Pullen J, Driessen M, Stolk L M L, Degraeuwe P L J, van Tiel F H, Neef C, Zimmermann L J I
Department of Clinical Pharmacy and Toxicology, University Hospital of Maastricht, Maastricht, The Netherlands.
Ther Drug Monit. 2007 Jun;29(3):376-80. doi: 10.1097/FTD.0b013e318067de5c.
The pharmacokinetic parameters of amoxicillin were determined in 32 newborn infants aged 10 to 52 days (mean postnatal age, 24.7 +/- 12.4 days) to improve amoxicillin dosing in this age group. Amoxicillin plasma concentrations were determined using reversed-phase high-performance liquid chromatography in surplus plasma samples from routine gentamicin assays. Amoxicillin pharmacokinetic parameters (mean +/- SD) were as follows: first-order elimination constant (K(el)) = 0.27 +/- 0.10 h(-1), volume of distribution corrected for body weight (V/W) = 0.66 +/- 0.27 L/kg, total body clearance corrected for body weight (CL/W) = 0.18 +/- 0.10 Lkg(-1)h(-1), and elimination half-life (t(1/2)) = 3.0 +/- 1.3 hours. Amoxicillin body clearance was approximately twofold greater in our patients compared with published values in younger neonates (mean postnatal age, 0.76 +/- 1.57 days). Simulation studies using the observed amoxicillin pharmacokinetic data suggest an amoxicillin dose of 40 mg/kg administered every 8 hours in infants older than 9 days postnatal age, independent of gestational age and postconceptional age, to achieve satisfactory target plasma amoxicillin concentrations less than 140 mg/L and time above minimum inhibitory concentration of at least 40%. Prospective evaluation of this suggested new dosage regimen is necessary before implementation in the care of ill neonates.
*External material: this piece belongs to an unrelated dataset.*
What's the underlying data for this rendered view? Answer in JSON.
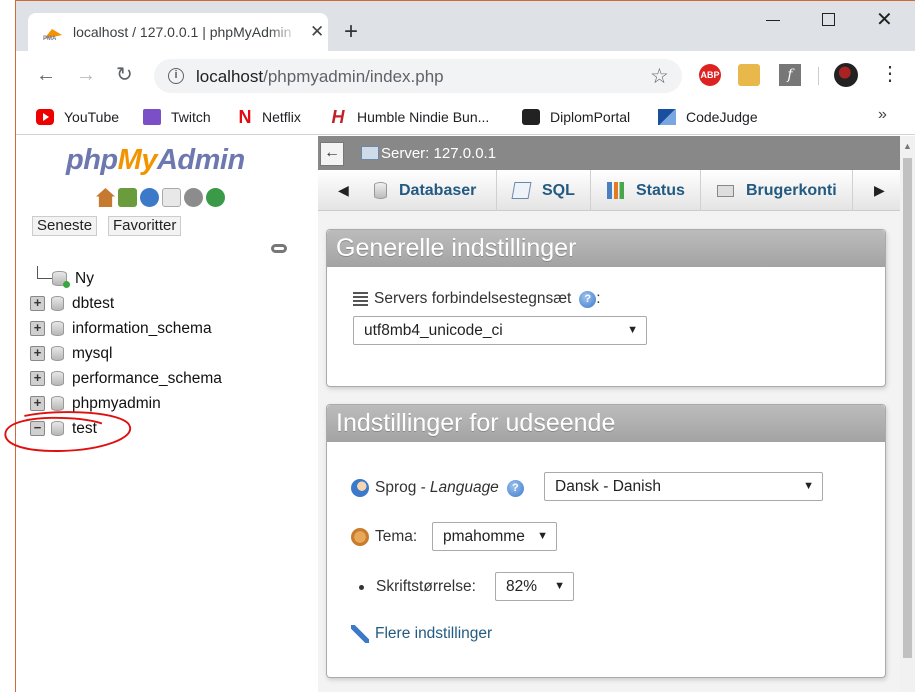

为改善阿莫西林在该年龄组中的给药方案,对32名年龄在10至52天(平均出生后年龄,24.7±12.4天)的新生儿进行了阿莫西林的药代动力学参数测定。使用反相高效液相色谱法测定常规庆大霉素检测剩余血浆样本中的阿莫西林血浆浓度。阿莫西林药代动力学参数(平均值±标准差)如下:一级消除常数(K(el))=0.27±0.10 h(-1),体重校正分布容积(V/W)=0.66±0.27 L/kg,体重校正总体清除率(CL/W)=0.18±0.10 Lkg(-1)h(-1),消除半衰期(t(1/2))=3.0±1.3小时。与已发表的较年轻新生儿(平均出生后年龄,0.76±1.57天)的值相比,我们患者的阿莫西林体内清除率大约高出两倍。使用观察到的阿莫西林药代动力学数据进行的模拟研究表明,对于出生后年龄超过9天的婴儿,无论胎龄和受孕后年龄如何,每8小时给予40 mg/kg的阿莫西林剂量,以达到低于140 mg/L的满意目标血浆阿莫西林浓度,且高于最低抑菌浓度的时间至少为40%。在将这一建议的新给药方案应用于患病新生儿护理之前,有必要进行前瞻性评估。